Mardinli Süryani aile 32 farklı baharat, hurma ve bademle yaptıkları çöreklerle hem geçimlerini sağlıyor hem de 2 bin yıllık Süryani çöreği geleneğini yaşatıyor.
Mardin'e yerleştikten sonra eşiyle Süryani çöreği yapmaya karar verdiklerini anlatan Edip Balcı, "Eşim çöreği evde çok güzel yapardı. Mardin'de de bu çörek geleneğini yaşatmak için girişimde bulunduk. Çünkü unutulmaya yüz tutmuş bir çörek idi. İçine hurmasını koyması, üstünü bademle süsledikten sonra pişirip o çıkan 32 farklı baharat kokusuyla birleşmesiyle Mardin’i buram buran çörek kokusu sarmaya başladı. Çöreğimiz Mardin’de çok güzel bir yer edindi. Bugün gelen her turistimizin her gelen ziyaretçimizin ister yerli ister yabancı, özelikle kokuyla birleşmesinden dükkanımızı ziyaret etmeleri bizi onurlandırıyor" dedi.

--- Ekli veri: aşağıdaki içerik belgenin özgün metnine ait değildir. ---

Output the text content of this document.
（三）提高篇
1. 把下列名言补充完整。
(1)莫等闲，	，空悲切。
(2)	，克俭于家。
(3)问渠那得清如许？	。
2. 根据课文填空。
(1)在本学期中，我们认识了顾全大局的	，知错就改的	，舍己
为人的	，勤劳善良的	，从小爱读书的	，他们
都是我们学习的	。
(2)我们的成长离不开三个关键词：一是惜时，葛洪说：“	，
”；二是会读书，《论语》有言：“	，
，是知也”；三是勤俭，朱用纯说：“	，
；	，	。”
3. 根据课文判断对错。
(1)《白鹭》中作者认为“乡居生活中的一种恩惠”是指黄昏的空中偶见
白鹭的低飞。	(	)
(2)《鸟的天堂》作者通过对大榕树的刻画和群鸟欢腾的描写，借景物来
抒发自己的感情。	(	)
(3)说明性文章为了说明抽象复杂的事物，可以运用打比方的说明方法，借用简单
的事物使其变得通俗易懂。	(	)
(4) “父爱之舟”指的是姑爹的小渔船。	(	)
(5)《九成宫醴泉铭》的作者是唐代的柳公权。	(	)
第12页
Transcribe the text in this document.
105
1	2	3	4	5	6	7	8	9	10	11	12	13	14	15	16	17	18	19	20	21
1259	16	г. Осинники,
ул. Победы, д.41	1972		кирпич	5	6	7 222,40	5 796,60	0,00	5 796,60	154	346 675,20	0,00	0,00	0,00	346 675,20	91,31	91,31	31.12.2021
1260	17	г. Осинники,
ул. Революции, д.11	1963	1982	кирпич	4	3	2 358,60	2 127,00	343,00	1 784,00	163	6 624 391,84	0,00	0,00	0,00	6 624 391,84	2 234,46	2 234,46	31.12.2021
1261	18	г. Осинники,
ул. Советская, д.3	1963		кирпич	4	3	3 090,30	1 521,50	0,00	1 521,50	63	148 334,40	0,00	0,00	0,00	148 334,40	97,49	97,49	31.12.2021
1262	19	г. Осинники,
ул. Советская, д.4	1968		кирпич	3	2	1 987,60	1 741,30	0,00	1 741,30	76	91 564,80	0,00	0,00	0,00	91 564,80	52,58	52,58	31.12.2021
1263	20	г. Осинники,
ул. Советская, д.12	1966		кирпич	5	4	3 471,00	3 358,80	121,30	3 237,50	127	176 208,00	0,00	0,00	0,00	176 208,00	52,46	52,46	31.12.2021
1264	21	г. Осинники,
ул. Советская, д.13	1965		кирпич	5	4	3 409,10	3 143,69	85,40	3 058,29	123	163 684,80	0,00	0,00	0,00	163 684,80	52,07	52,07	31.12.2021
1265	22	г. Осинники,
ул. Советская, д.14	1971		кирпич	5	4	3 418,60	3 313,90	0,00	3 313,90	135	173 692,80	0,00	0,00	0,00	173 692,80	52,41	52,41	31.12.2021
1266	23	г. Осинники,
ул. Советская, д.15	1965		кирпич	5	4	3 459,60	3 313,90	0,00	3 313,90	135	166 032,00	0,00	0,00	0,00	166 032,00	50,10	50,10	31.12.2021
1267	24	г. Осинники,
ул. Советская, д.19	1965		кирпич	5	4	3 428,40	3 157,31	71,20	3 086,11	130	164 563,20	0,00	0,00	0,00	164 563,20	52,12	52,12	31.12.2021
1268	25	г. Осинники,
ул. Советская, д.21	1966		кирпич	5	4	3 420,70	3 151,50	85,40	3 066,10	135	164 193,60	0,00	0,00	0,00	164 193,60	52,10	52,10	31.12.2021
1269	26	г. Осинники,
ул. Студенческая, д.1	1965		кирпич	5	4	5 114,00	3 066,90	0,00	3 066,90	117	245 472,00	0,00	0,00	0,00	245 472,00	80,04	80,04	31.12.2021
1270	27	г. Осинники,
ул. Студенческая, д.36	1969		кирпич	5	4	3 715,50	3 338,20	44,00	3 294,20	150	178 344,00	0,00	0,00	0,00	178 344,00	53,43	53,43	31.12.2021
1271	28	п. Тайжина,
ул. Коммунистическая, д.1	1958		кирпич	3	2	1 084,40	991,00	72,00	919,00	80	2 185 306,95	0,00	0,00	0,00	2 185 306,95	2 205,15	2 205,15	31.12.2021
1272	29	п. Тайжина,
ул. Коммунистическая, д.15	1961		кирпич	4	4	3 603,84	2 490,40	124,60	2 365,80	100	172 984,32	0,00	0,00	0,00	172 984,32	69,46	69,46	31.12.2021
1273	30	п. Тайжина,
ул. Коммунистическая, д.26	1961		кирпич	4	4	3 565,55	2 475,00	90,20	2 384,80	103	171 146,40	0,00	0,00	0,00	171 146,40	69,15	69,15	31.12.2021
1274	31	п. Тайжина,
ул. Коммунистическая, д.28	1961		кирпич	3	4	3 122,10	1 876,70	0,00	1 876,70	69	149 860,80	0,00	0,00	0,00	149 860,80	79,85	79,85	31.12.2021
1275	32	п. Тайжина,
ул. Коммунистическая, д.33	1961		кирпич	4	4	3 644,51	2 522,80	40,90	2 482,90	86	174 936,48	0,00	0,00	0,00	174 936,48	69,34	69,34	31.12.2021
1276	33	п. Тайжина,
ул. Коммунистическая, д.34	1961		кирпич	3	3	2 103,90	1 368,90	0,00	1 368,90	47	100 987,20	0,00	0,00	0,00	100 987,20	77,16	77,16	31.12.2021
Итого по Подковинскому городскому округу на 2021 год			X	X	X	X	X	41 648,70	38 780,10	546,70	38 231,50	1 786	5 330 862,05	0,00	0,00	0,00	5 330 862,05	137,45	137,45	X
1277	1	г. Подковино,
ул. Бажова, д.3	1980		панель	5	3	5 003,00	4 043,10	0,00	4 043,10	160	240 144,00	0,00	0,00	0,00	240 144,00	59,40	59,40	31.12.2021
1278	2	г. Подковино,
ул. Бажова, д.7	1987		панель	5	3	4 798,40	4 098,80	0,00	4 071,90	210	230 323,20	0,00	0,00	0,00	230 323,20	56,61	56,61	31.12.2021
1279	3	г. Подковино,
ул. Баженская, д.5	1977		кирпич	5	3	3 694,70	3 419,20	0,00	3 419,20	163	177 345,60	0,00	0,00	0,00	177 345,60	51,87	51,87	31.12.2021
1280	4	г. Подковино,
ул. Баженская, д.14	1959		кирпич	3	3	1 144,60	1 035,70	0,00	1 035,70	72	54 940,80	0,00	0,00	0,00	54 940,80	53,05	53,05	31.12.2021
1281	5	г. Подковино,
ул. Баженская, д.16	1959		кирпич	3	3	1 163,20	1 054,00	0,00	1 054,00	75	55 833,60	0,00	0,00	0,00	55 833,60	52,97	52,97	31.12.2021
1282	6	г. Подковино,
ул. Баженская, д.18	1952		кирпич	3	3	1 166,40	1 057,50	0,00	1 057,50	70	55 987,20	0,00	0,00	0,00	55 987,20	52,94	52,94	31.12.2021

Süryani çöreğinin yeni evlenecekler için yapılan nişan törenlerinde gelin ve damat aileleri arasında bir imza vazifesi niteliği taşıdığını anlatan Balcı, "Süryani çöreği hikayesi aslında milattan öncesine dayanır. Nuh'un gemisinde eşinin yapmış olduğu çörekle başlar. Çöreğimiz bir nişan çöreği adı altında başlar. İlk başlarda nişanlarda iki taraf arasında, yani gelinin ve damadın aileleri arasında antlaşma adına ekmek ikiye bölünürdü. Ekmeğin ikiye bölünmesi şahitler huzurunda yapılmasından dolayı ve bu geçerlilik sağlardı. Süryani cemaatinde, her nişan yapılacağı zaman çöreksiz bir nişan adımı atılmamaktadır. Çörek, halen günümüzde bir imza niteliği taşımaktadır" diye konuştu.